- The Washington Times - Tuesday, October 28, 2003

In a recent column, I predicted President Bush will likely be forced into a budget deal involving higher taxes some time after next year’s election because of rising interest rates. Some of my friends thought I was endorsing such an action. I was not. But my experience in Washington over the last 25 years left me no choice but to come to this conclusion. The stars are aligning for a tax increase, and I think being forewarned means being forearmed.

Peter Wallison, who was White House counsel to President Reagan, responded to my analysis in the New York Times on Oct. 26. He pointed to Ronald Reagan’s resistance to tax increases in 1982, citing passages from Mr. Reagan’s diary that were published in his autobiography, “An American Life.” The gist of Mr. Wallison’s article is that Ronald Reagan successfully resisted efforts by his staff and many in Congress to raise taxes, thereby ensuring the victory of Reaganomics.

The only problem with this analysis is that it is historically inaccurate. Mr. Reagan may have resisted calls for tax increases, but he ultimately supported them. In 1982 alone, he signed into law not one but two major tax increases. The Tax Equity and Fiscal Responsibility raised taxes by $37.5 billion per year and the Highway Revenue Act of 1982 raised the gasoline tax by another $3.3 billion.

According to a recent Treasury Department study, TEFRA alone raised taxes by almost 1 percent of the gross domestic product, making it the largest peacetime tax increase in American history. An increase of similar magnitude today would raise more than $100 billion per year.

In 1983, Mr. Reagan signed legislation raising the Social Security tax rate. This is a tax increase that lives with us still, since it initiated automatic increases in the taxable wage base. As a consequence, those with moderately high earnings see their payroll taxes rise every single year.

The following year, Mr. Reagan signed another big tax increase in the Deficit Reduction Act of 1984. This raised taxes by $18 billion per year or 0.4 percent of GDP. A similar sized tax increase today would be about $44 billion.

The Consolidated Omnibus Budget Reconciliation Act of 1985 raised taxes yet again. Even the Tax Reform Act of 1986, which was designed to be revenue-neutral, contained a net tax increase in its first two years. And the Omnibus Budget Reconciliation Act of 1987 raised taxes still more.

The year 1988 appears to be the only year of the Reagan presidency, other than the first, in which taxes were not raised legislatively. Of course, previous tax increases remained in effect. According to a table in the 1990 budget, the net effect of all these tax increases was to raise taxes by $164 billion in 1992, or 2.6 percent of GDP. This is equivalent to almost $300 billion in today’s economy.

I say all this not to besmirch Mr. Reagan’s reputation, but simply to set the record straight.

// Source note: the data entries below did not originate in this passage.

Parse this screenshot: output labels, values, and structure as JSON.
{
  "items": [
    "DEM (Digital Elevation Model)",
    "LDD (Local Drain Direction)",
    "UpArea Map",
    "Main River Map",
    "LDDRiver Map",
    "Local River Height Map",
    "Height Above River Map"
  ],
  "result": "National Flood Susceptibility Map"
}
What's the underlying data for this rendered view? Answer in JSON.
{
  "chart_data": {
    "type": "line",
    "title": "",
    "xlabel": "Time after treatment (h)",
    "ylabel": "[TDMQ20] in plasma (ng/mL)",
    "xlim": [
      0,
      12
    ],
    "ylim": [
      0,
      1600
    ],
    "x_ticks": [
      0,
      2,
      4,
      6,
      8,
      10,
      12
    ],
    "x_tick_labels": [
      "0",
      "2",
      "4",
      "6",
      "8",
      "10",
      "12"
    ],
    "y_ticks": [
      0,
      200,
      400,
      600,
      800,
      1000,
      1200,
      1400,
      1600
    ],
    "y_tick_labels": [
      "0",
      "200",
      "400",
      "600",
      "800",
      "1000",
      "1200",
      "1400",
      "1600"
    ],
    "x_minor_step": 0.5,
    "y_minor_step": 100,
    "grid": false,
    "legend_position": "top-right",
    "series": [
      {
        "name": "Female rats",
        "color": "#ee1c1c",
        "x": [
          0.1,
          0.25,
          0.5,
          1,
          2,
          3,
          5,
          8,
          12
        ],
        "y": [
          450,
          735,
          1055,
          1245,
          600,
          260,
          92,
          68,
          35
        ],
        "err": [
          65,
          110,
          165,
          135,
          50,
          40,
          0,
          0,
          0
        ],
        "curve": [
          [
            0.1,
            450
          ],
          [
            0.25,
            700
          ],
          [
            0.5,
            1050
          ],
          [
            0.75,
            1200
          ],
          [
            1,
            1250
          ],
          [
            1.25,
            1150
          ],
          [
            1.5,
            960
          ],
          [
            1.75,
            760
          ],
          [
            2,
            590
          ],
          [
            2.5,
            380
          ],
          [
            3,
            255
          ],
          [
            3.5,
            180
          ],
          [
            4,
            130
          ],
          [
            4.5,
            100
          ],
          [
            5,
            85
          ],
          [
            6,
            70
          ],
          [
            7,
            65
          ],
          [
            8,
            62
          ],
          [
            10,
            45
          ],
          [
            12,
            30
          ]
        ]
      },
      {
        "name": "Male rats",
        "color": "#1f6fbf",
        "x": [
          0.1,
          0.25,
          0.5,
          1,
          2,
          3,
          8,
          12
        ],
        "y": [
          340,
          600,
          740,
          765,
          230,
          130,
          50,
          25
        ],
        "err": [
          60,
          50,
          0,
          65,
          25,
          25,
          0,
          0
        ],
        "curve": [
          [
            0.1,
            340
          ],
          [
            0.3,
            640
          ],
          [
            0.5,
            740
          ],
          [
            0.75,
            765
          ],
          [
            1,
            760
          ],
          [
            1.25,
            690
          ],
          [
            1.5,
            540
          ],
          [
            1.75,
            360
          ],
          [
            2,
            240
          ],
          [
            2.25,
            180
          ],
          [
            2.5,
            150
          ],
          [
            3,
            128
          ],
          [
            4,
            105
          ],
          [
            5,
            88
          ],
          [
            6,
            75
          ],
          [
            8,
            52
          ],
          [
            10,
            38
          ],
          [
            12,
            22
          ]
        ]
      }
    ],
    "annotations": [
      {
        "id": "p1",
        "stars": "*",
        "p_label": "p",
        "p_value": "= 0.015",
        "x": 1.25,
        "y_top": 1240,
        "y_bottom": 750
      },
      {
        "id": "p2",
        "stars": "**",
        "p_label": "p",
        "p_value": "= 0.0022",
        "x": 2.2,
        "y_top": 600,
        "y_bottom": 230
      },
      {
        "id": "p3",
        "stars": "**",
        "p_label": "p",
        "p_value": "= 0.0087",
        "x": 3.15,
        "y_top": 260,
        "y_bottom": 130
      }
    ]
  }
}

The point being that if Ronald Reagan could be corralled into signing tax increases year after year, it is not unreasonable to think President Bush may falter as well when push comes to shove.

I don’t believe Mr. Reagan ever initiated any of the tax increases enacted during his watch. Nor do I think Mr. Bush will, either. But when all the political and economic elites of this country gang up on a president to raise taxes, history shows they always get what they want. Indeed, they were even able to get Mr. Bush’s father to raise taxes in 1990, even though his political advisers knew it would likely lead to his defeat in 1992, which it did.

How do the elites break down presidential resistance to tax increases? They do so by promising the moon. Tax increases, they say, will lead to huge reductions in interest rates, which will power economic growth and reduce unemployment. The rich only pay them anyway, which makes the president look like a populist. And tax increases are the price that must be paid to get spending cuts.

This last point is especially laughable. In 1982, Ronald Reagan proudly announced he was getting $3 of spending cuts for every $1 of tax increase. He later lamented that all he ever got were the taxes. “Congress never cut spending by even one penny, ” Mr. Reagan complained in 1993.

Earlier this year, Mr. Reagan’s chief of staff, James A. Baker III, wrote a sort of mea culpa in the Wall Street Journal, saying he had underestimated the positive economic effects of tax rate reductions. But he didn’t repudiate his efforts to get Mr. Reagan to raise taxes. It will be interesting to see how Mr. Bush reacts when his staff tells him taxes need to be raised.

Bruce Bartlett is senior fellow with the National Center for Policy Analysis and a nationally syndicated columnist.